I found the below regex from RegexLib.

^(?:(?:(?:0?[13578]|1[02])(\/|-|\.)31)\1|(?:(?:0?[13-9]|1[0-2])(\/|-|\.)(?:29|30)\2))(?:
(?:1[6-9]|[2-9]\d)?\d{2})$|^(?:0?2(\/|-|\.)29\3(?:(?:(?:1[6-9]|[2-9]\d)?(?:0[48]|[2468]
[048]|[13579][26])|(?:(?:16|[2468][048]|[3579][26])00))))$|^(?:(?:0?[1-9])|(?:1[0-2]))
(\/|-|\.)(?:0?[1-9]|1\d|2[0-8])\4(?:(?:1[6-9]|[2-9]\d)?\d{2})$

It is from http://regexlib.com/REDetails.aspx?regexp_id=113

I don't understand the notation "?:", which is used many times in this regex. It seems ":" is not in the chartsheet

I am that familiar with regex. Could anyone show an example, with the regex and inputs?

Answer 1

(?:)

stands for non capturing group. See perldoc perlre (perl is IMHO the most advanced language to play with REGEX : pcre by example, means Perl Compatible Regular Expression and is the default for PHP, pcregrep or with grep -P)

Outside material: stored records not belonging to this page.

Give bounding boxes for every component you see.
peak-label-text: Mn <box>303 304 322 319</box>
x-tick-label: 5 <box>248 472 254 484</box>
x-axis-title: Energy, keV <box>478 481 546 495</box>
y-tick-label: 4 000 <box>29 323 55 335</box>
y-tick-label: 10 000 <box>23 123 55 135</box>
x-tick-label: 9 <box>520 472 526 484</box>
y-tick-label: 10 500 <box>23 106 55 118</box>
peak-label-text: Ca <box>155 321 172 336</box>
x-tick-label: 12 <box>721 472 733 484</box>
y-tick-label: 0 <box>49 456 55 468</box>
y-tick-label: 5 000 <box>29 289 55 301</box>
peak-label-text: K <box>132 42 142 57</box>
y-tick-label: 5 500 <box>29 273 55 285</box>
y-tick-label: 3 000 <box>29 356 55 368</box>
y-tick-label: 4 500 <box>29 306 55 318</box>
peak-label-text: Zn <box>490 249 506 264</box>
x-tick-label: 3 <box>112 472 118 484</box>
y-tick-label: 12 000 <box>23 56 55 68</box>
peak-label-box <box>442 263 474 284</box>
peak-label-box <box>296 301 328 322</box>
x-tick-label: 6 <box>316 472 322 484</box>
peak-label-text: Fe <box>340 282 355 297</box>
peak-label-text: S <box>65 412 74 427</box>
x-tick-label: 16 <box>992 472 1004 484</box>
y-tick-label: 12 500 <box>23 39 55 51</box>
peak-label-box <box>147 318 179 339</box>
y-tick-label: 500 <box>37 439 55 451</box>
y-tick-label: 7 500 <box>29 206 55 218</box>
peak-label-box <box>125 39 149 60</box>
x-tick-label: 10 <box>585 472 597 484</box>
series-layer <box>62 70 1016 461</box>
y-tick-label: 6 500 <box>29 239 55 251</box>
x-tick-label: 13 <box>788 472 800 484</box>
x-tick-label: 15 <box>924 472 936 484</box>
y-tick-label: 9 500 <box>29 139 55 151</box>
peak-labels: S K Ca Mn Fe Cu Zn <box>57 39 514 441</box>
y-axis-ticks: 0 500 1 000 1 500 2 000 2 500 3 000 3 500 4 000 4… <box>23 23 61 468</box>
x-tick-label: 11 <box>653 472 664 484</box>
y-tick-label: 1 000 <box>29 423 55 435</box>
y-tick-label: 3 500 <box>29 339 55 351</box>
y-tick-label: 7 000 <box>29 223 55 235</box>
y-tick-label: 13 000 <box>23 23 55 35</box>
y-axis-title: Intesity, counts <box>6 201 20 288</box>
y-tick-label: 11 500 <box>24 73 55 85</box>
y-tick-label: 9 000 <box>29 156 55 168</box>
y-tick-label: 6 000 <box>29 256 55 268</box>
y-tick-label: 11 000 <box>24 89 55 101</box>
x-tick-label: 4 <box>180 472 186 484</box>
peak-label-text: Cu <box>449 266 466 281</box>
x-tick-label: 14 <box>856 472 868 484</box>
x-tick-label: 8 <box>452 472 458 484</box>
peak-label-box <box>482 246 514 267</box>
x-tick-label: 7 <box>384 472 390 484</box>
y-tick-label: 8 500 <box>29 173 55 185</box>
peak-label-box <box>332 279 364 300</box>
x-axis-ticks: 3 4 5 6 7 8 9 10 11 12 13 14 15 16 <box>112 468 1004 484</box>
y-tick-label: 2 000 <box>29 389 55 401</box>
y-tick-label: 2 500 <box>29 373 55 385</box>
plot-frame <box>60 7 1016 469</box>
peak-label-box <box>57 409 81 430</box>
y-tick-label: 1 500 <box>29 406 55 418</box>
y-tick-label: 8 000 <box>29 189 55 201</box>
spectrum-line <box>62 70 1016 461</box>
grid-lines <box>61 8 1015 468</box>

Relevant part of perl doc :

(?:pattern)
(?adluimsx-imsx:pattern)
(?^aluimsx:pattern)

This is for clustering, not capturing; it groups subexpressions like "()", but doesn't make backreferences as "()" does.

See this example using perl :

$ echo 'azfoobar' | perl -lne 'print $1 if /^(?:az)(.*)/'
foobar

As you can see, the first matching capturing group ($1) isn't az but the rest of the line. This works the same with the others languages like python or such.

Answer 2

(?:...) is just a non capturing group, means the part of the string that is matched by this group is not stored and can not be accessed by $1 or \1

Capturing groups are numbered by the opening brackets, so

For the example text "Foobar test"

1. Here are two capturing groups

   ^(\w+)\s*(\w+)
    1       2
   

   This will result in:

   $1 = "Foobar"
   
   $2 = "test"
   

2. Here is only one capturing group:

   ^(?:\w+)\s*(\w+)
              1
   

   This will result in:

   $1 = "test" 
   

Answer 3

(?:...) is a non-capturing group, that is, it controls operator precedence but it won't create a match group.